Industry: CII says GST will make India Inc. more competitive

The Confederation of Indian Industry (CII) has said that the GST will incentivise exports, help expand the tax net, contribute to the ease of doing business and accelerate new business ventures. “Input tax credit will curb inflation by avoiding tax-on-tax. We believe that most businesses would pass on the benefits of input tax credit to consumers so that inflation would be curbed,” CII President Shobana Kamineni said. She added that the industry is prepared for implementing the GST.

(Source – PTI)

Exports: Exporters worried about new restrictions in using duty credit scrips

The Federation of Indian Export Organisations (FIEO) has approached the government to reduce the restrictions on using duty credit scrips. A duty credit scrip is an incentive provided by the government to exporters. It is given to promote exports by providing tax incentives to exporters. It is a pass that allows holders to import goods by not paying a certain amount in import duties. But with the implementation of GST, the new rules say that these scrips can now be utilised only for payment of basic Customs duty and not Integrated Goods and Services Tax (IGST). Earlier, manufacturing exporters who import raw material for export purposes were allowed to utilise these scrips for payment of Customs, excise duty and service tax.

FIEO Director General Ajay Sahai said exporters are worried as they have to arrange funds for payment of GST, which will be refunded to them upon exports. “This may lead to a blocking of funds for over six months in many cases, thus affecting competitiveness of exports,” Mr. Sahai said.

(Source – PTI and IndianEconomy.net)

Realty bites

Ready-to-move in apartments will get costlier under GST as developers with large unsold inventories are planning to pass on the higher tax burden to home-buyers. Under GST, the effective tax on under-construction projects has gone up to 12%, which is an increase of 6.5%. The actual GST rate is 18% on realty, but allows one-third of the tax to be deducted from the land value, from the total cost charged by the developer.

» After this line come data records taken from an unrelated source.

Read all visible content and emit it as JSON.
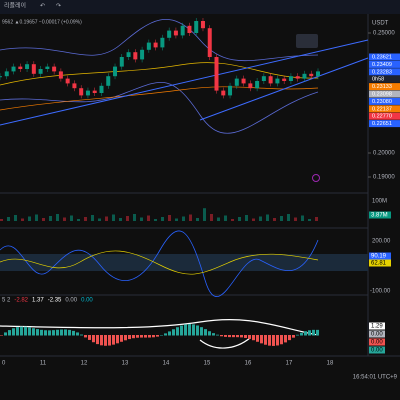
{
  "toolbar": {
    "replay": "리플레이",
    "currency": "USDT"
  },
  "legend": "9562 ▲0.19657 −0.00017 (+0.09%)",
  "chart_data": {
    "type": "candle",
    "values": [
      0.232,
      0.234,
      0.236,
      0.235,
      0.237,
      0.233,
      0.235,
      0.236,
      0.234,
      0.231,
      0.229,
      0.227,
      0.224,
      0.226,
      0.225,
      0.228,
      0.232,
      0.236,
      0.24,
      0.242,
      0.239,
      0.243,
      0.246,
      0.244,
      0.248,
      0.251,
      0.249,
      0.253,
      0.25,
      0.255,
      0.252,
      0.24,
      0.226,
      0.224,
      0.228,
      0.231,
      0.229,
      0.227,
      0.23,
      0.232,
      0.229,
      0.231,
      0.23,
      0.232,
      0.231,
      0.233,
      0.232,
      0.234
    ],
    "ylim": [
      0.18375,
      0.26375
    ],
    "yticks": [
      {
        "value": 0.25,
        "label": "0.25000"
      },
      {
        "value": 0.2,
        "label": "0.20000"
      },
      {
        "value": 0.19,
        "label": "0.19000"
      }
    ],
    "xticks": [
      "0",
      "11",
      "12",
      "13",
      "14",
      "15",
      "16",
      "17",
      "18"
    ],
    "price_labels": [
      {
        "label": "0.23621",
        "color": "#2962ff"
      },
      {
        "label": "0.23409",
        "color": "#2962ff"
      },
      {
        "label": "0.23283",
        "color": "#2962ff"
      },
      {
        "label": "0h58",
        "color": "#1e222d"
      },
      {
        "label": "0.23133",
        "color": "#f57c00"
      },
      {
        "label": "0.23098",
        "color": "#b2b5be"
      },
      {
        "label": "0.23080",
        "color": "#2962ff"
      },
      {
        "label": "0.22137",
        "color": "#f57c00"
      },
      {
        "label": "0.22770",
        "color": "#f23645"
      },
      {
        "label": "0.22651",
        "color": "#2962ff"
      }
    ]
  },
  "volume": {
    "scale": "100M",
    "last": "3.87M"
  },
  "oscillator": {
    "top": "200.00",
    "fast": "90.19",
    "slow": "62.81",
    "bottom": "-100.00"
  },
  "macd": {
    "legend": [
      "5 2",
      "-2.82",
      "1.37",
      "-2.35",
      "0.00",
      "0.00"
    ],
    "labels": [
      "1.29",
      "0.00",
      "0.00",
      "0.00"
    ]
  },
  "clock": "16:54:01 UTC+9"
}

“While developers might still get some benefits for projects that are in nascent stages, they will have to bear the tax burden for the ready-to-move-in projects since they are kept out of the GST ambit,” House of Hiranandani Chairman and Managing Director Surendra Hiranandani said.

Anarock Property Consultants Chairman Anuj Puri said the affordable housing sector will not be impacted as there will be no tax under GST for the affordable housing scheme.

(Source – PTI)

Durables: some relief for buyers

Unlike realty, the durables sector is unlikely to pass on the burden of higher tax to the buyers, as the industry is expecting only a marginal price revision despite the category being placed under the highest tax slab of 28% under GST. The tax rate for the sector was around 25-27%.

“Home appliances have become a necessity now with evolving consumer lifestyle and a lower tax slab would have made appliances more affordable in a low-penetrated market. With 28% tax under the GST, we expect the consumer price of home appliances to marginally go up by 1-2%. This could have an impact on demand in the short-run,” says Godrej Appliances business head Kamal Nandi.

(Source – PTI)

Steel: GST a move towards a more organised sector

The steel sector is feeling bullish after the GST roll out. Players in the sector feel that with GST, unorganised players will have to move to organised form of doing business. Steel Users Federation of India (SUFI) has said GST has abolished the special additional duty (SAD) on imported goods which was a very cumbersome procedure.

Indian Stainless Steel Development Association (ISSDA) President K K Pahuja says GST will give the unorganised sector not other choice but to be tech-compliant. “People evading taxes would not be able to survive any longer,” Mr. Pahuja said.

(Source PTI)

Textiles – Cotton industry happy

The cotton textile industry is also feeling positive. Southern India Mills Association (SIMA) Chairman M Senthilkumar has welcomed the move to bring the entire cotton textile value chain at the lowest slab rate of 5% GST. He said the industry had been suffering with numerous taxes and different types of cess which were adding to the cost indirectly.